532.6
The Thin Line Where Tackling Organised Crime Ends and Discrimination of Deviant Subcultures Begins

Tuesday, 17 July 2018: 18:30
Location: 202B (MTCC NORTH BUILDING)
Oral Presentation
Viktor KARPINSKI, Criminological Research Institute of Lower Saxony, Hannover, Germany
This presentation concerns so-called Outlaw Motorcycle Gangs (OMCGs), which are supposed to have a major share in Organised Crime for their participation in drug traffic, human trafficking, sexual exploitation and violent crime. It presents how states address this cross-border crime by conjoint measures. Most recently the European Union set up an innovative kind of regulatory and punitive measures which allows to circumvent the trial court and thus the presumption of innocence. Being dependent on arbitrary decision based on sole discretion the envisaged measures may be used in a twofold way: in order to prevent dangers for public order or being misused in order to discriminate an unpleasant subculture. Due to non-compliance to the overall society’s values the Bikers’ subculture becomes stigmatised by authorities while not every Biker is criminal. One has to differentiate even in this setting which seems to be strongly adherent to violence and crime due to its norms and values based on a specific image of masculinity, honour and hierarchy. That’s why discretionary power is a thin line between preventing criminal associations from (mis-)use of legal assets and harassing a disaffectionate subculture when employing these so-called “Administrative Measures” without a judicial process proving the perpetrator’s guilt.

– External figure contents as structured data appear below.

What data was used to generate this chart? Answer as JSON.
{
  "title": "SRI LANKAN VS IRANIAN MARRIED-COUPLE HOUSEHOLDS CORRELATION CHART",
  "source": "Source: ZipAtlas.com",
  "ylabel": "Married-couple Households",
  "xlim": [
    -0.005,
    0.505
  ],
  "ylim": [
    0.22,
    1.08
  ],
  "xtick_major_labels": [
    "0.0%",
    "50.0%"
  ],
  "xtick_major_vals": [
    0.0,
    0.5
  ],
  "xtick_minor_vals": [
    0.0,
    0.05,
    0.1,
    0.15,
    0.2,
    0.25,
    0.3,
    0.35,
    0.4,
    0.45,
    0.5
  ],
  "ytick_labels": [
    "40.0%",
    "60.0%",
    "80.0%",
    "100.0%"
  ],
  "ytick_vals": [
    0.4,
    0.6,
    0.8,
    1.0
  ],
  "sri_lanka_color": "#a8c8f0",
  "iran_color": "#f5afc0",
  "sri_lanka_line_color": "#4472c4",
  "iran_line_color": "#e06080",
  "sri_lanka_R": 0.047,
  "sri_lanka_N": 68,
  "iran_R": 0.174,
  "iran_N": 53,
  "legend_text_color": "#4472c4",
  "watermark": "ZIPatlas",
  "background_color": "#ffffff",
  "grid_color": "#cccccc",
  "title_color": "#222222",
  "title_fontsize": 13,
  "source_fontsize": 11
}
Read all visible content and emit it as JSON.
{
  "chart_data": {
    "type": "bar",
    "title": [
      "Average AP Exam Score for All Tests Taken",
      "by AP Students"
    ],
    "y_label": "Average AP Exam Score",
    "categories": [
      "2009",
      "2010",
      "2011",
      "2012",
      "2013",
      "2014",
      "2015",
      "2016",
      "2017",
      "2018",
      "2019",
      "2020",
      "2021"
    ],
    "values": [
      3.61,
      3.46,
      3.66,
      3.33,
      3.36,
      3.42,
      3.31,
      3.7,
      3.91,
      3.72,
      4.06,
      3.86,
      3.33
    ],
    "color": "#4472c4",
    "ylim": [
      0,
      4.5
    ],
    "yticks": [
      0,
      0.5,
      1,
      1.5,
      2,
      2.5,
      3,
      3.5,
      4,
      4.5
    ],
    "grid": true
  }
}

Focusing on the point, where power, violence and justice converge the responsible political agenda setters, their operating principles and the aims of their policies shall be identified. A review of the UE’s methods and their outcomes should be presented as well as critical reflection on the undersized evaluation period: scheduled too narrow to the policy’s implementation, it precludes taking into account the time-delay of problems which are yet to come.

Since the potential punishment depends on an individual’s assessment being non-transparent, vaguely defined by legal acts, barely reproducible and thus being vulnerable to appeal and contestation, differentiation remains of key importance.